Штаны болтались где-то под коленками, надевать их под простынёй на ощупь было неудобно, да и не хотелось, так что Людвиг понадеялся, что Диана сочтёт предложение шуткой, поорёт ещё немного и уйдёт.
Но она не ушла. Только слегка склонила голову набок, раздумывая о чём-то своём, и коротко велела:
— Вставай! На колени!
— Приказной тон — это у вас семейное.
— Да что ты вообще знаешь о моей семье⁈
Кажется, это была истерика. Какая-то очень странная, неравномерная истерика, в которой сочетались ненависть и старая симпатия, желание убить и позаботиться, жалость ко всем вокруг и к себе в первую очередь, и стремление выйти победителем из битвы, в которой противник давным-давно сдался и отказывается продолжать бой.
Диана тоже не заслужила этой ерунды.
Никто не заслужил.
Но ерунда случилась, и Людвиг не смог её предотвратить.
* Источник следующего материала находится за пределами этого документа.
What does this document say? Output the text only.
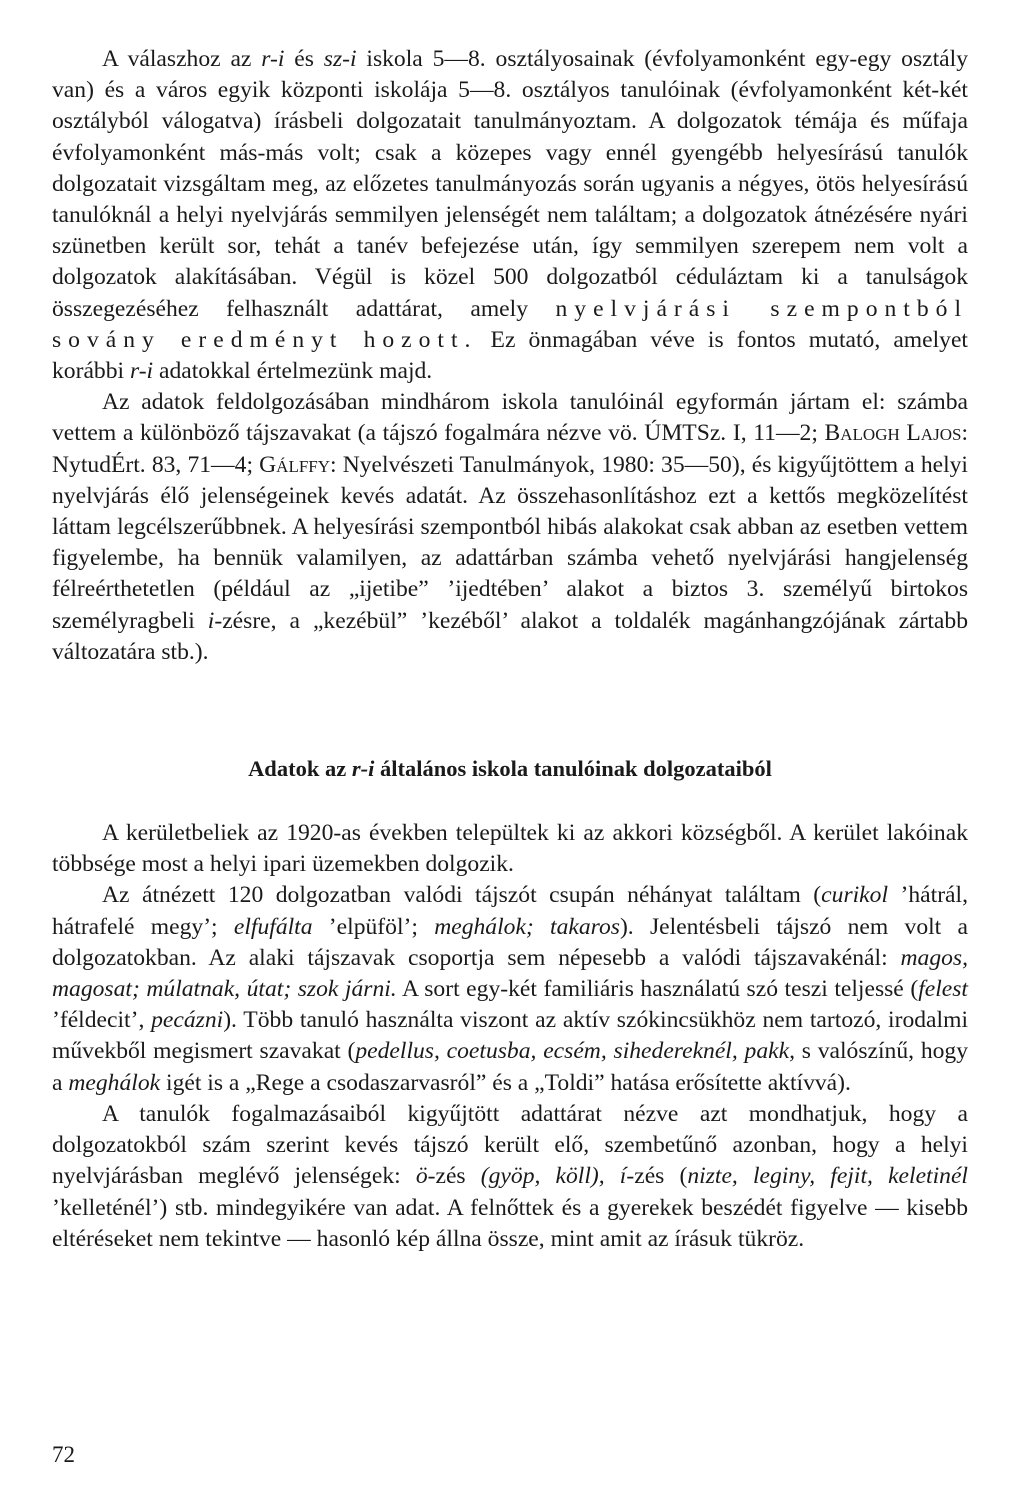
A válaszhoz az r-i és sz-i iskola 5—8. osztályosainak (évfolyamonként egy-egy osztály van) és a város egyik központi iskolája 5—8. osztályos tanulóinak (évfolyamonként két-két osztályból válogatva) írásbeli dolgozatait tanulmányoztam. A dolgozatok témája és műfaja évfolyamonként más-más volt; csak a közepes vagy ennél gyengébb helyesírású tanulók dolgozatait vizsgáltam meg, az előzetes tanulmányozás során ugyanis a négyes, ötös helyesírású tanulóknál a helyi nyelvjárás semmilyen jelenségét nem találtam; a dolgozatok átnézésére nyári szünetben került sor, tehát a tanév befejezése után, így semmilyen szerepem nem volt a dolgozatok alakításában. Végül is közel 500 dolgozatból céduláztam ki a tanulságok összegezéséhez felhasznált adattárat, amely nyelvjárási szempontból sovány eredményt hozott. Ez önmagában véve is fontos mutató, amelyet korábbi r-i adatokkal értelmezünk majd.

Az adatok feldolgozásában mindhárom iskola tanulóinál egyformán jártam el: számba vettem a különböző tájszavakat (a tájszó fogalmára nézve vö. ÚMTSz. I, 11—2; Balogh Lajos: NytudÉrt. 83, 71—4; Gálffy: Nyelvészeti Tanulmányok, 1980: 35—50), és kigyűjtöttem a helyi nyelvjárás élő jelenségeinek kevés adatát. Az összehasonlításhoz ezt a kettős megközelítést láttam legcélszerűbbnek. A helyesírási szempontból hibás alakokat csak abban az esetben vettem figyelembe, ha bennük valamilyen, az adattárban számba vehető nyelvjárási hangjelenség félreérthetetlen (például az „ijetibe” ’ijedtében’ alakot a biztos 3. személyű birtokos személyragbeli i-zésre, a „kezébül” ’kezéből’ alakot a toldalék magánhangzójának zártabb változatára stb.).

Adatok az r-i általános iskola tanulóinak dolgozataiból

A kerületbeliek az 1920-as években települtek ki az akkori községből. A kerület lakóinak többsége most a helyi ipari üzemekben dolgozik.

Az átnézett 120 dolgozatban valódi tájszót csupán néhányat találtam (curikol ’hátrál, hátrafelé megy’; elfufálta ’elpüföl’; meghálok; takaros). Jelentésbeli tájszó nem volt a dolgozatokban. Az alaki tájszavak csoportja sem népesebb a valódi tájszavakénál: magos, magosat; múlatnak, útat; szok járni. A sort egy-két familiáris használatú szó teszi teljessé (felest ’féldecit’, pecázni). Több tanuló használta viszont az aktív szókincsükhöz nem tartozó, irodalmi művekből megismert szavakat (pedellus, coetusba, ecsém, sihedereknél, pakk, s valószínű, hogy a meghálok igét is a „Rege a csodaszarvasról” és a „Toldi” hatása erősítette aktívvá).

A tanulók fogalmazásaiból kigyűjtött adattárat nézve azt mondhatjuk, hogy a dolgozatokból szám szerint kevés tájszó került elő, szembetűnő azonban, hogy a helyi nyelvjárásban meglévő jelenségek: ö-zés (gyöp, köll), í-zés (nizte, leginy, fejit, keletinél ’kelleténél’) stb. mindegyikére van adat. A felnőttek és a gyerekek beszédét figyelve — kisebb eltéréseket nem tekintve — hasonló kép állna össze, mint amit az írásuk tükröz.

72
Должен был — но не смог. И теперь пытался хоть как-то смягчить последствия.
— Если хочешь — встану. Только, ну… Ты, правда, отвернись ненадолго, а то я без штанов.
— Смеёшься? Чтобы ты на меня сзади прыгнул и глотку мне перегрыз? Да я глаз с тебя не спущу! Вставай!
Кажется, мироздание решило побить все рекорды по дурацкому стечению обстоятельств. Это могло бы быть смешно, но нет.
Дальше медлить было нельзя. Людвиг прикрыл глаза, смиряясь с необходимостью действовать прямо сейчас. Прочувствовал все линии корявой, болезненной, окровавленной сигиллы. Позвал мысленно: «Эй, боггарт! Слышишь меня? Это ключ к твоему хранилищу, ты должен его почувствовать. Должен меня почувствовать! Ты мне нужен. Я тебя вообще-то однажды спас. Я с тобой всем делился. Давай ты со мной тоже поделишься?»
Сделки с нечистью ещё никого до добра не доводили. Раньше считалось, что причина в хитрости и изворотливости посмертных сущностей. Потом решили: всё наоборот, они просто слишком тупые и исполняют приказы буквально, не понимая нюансов и полутонов.
Маленький Людвиг, предлагая убежище боггарту, ничего об этом не знал. Он искренне считал, что помогает другу. Безвозмездно.
Взрослый Людвиг недалеко ушёл от маленького и почему-то упрямо верил, что ему тоже помогут. Потому что друзья всегда помогают друг другу.
Разве нет?
— Эй, ты что, завис? — нахмурилась Диана.
Порезы на коже ощутимо нагрелись — и снова остыли. И снова нагрелись.
Боггарт слышал, тянулся к ключу, пытался помочь… и не мог пробиться сквозь инертные к магии стены. Или в этой долбаной комнате ещё и блок на пространственные перемещения стоит? Или всё же дело в том, что Людвигу заблокировали силу? Или шрамы ещё недостаточно подсохли для стабильного контакта?